Barnett Institute Hosts Short Course For FDA Examiners
May 13, 2011
Recognized for its cutting-edge research and advanced training in analytical chemistry for biomedical applications, the Barnett Institute at Northeastern University was invited to host a two-day short course on state-of-the-art protein characterization as applied to regulatory science to FDA examiners on the National Institutes of Health (NIH) campus in March.
The course was taught by Barnett Institute Director Prof. Barry Karger; Prof. John Engen, Barnett Faculty Fellow and associate professor of chemistry & chemical biology; Prof. Pauline Rudd of the National Institute for Bioprocessing Research and Training (NIBRT, Dublin, Ireland); and Dr. Robert Garnick, president and CEO of Lone Mountain Biotechnology and Medical Devices.
Topics discussed during the short course included mass spectrometric analysis of proteins, H/D exchange for protein characterization, glycosylation analysis, and strategies for drug development of biosimilars. “The course went very well,” said Karger. “The enthusiasm of the attendees and the positive response that we received was very good, and at the same time, through discussions and informal exchanges, we, the instructors, learned a great deal as well.”

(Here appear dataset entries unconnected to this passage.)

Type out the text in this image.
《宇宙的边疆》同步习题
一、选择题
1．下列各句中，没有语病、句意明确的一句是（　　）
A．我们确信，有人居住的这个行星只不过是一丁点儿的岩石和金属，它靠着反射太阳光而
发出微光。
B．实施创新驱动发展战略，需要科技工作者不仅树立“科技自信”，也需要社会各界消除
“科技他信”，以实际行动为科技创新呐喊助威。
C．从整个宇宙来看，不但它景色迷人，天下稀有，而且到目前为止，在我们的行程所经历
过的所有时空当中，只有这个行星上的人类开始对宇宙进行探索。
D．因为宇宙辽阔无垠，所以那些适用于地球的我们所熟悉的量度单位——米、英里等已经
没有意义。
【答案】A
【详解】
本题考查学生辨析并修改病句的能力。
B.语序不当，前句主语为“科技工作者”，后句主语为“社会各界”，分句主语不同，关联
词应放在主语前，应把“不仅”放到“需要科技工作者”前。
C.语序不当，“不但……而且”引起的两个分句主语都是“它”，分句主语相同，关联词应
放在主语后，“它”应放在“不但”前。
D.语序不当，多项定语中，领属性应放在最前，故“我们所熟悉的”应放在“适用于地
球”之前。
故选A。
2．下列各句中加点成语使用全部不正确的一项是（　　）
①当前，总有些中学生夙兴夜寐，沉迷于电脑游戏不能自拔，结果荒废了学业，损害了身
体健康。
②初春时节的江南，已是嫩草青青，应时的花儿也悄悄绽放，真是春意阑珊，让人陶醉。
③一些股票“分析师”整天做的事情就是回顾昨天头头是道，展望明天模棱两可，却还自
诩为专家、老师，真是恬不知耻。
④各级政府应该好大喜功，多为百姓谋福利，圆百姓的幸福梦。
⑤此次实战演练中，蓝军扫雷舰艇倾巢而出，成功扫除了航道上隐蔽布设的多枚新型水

With patents on major biopharmaceuticals set to expire in the next few years, this course could not have come at a better time. In fact, it is estimated that as much as $50 billion in revenue will go off patent by 2015. Thus, many companies, including big pharma, are focusing on biosimilars -- the copied version of the current commercial biotech products.
Once the patents expire, biosimilars will attempt to make it into the marketplace, and the FDA will have a major role in deciding which new drugs to approve for the market.
Unlike small molecule generic drugs, the approval process for biosimilars will be very involved because biologics are much more complicated and are manufactured from living organisms.
The FDA is expected to release guidance to the industry on the approval process of biosimilars in the near future.
That’s why training sessions, like the one given by the Barnett Institute to FDA examiners, are so important.
Dr. Karger and the Barnett Institute have offered similar courses here on campus.
For the past two years, Karger and other faculty members have been teaching CARA (the Center for Advanced Regulatory Analysis) short courses in the area of biopharmaceutical protein characterization.
Both the CARA courses and the FDA short course have been instrumental in generating ideas and partnerships between the biotech industry, instrument companies and faculty here at Northeastern University. In fact, the Barnett Institute is seeing significant growth in collaboration with industry at the present time.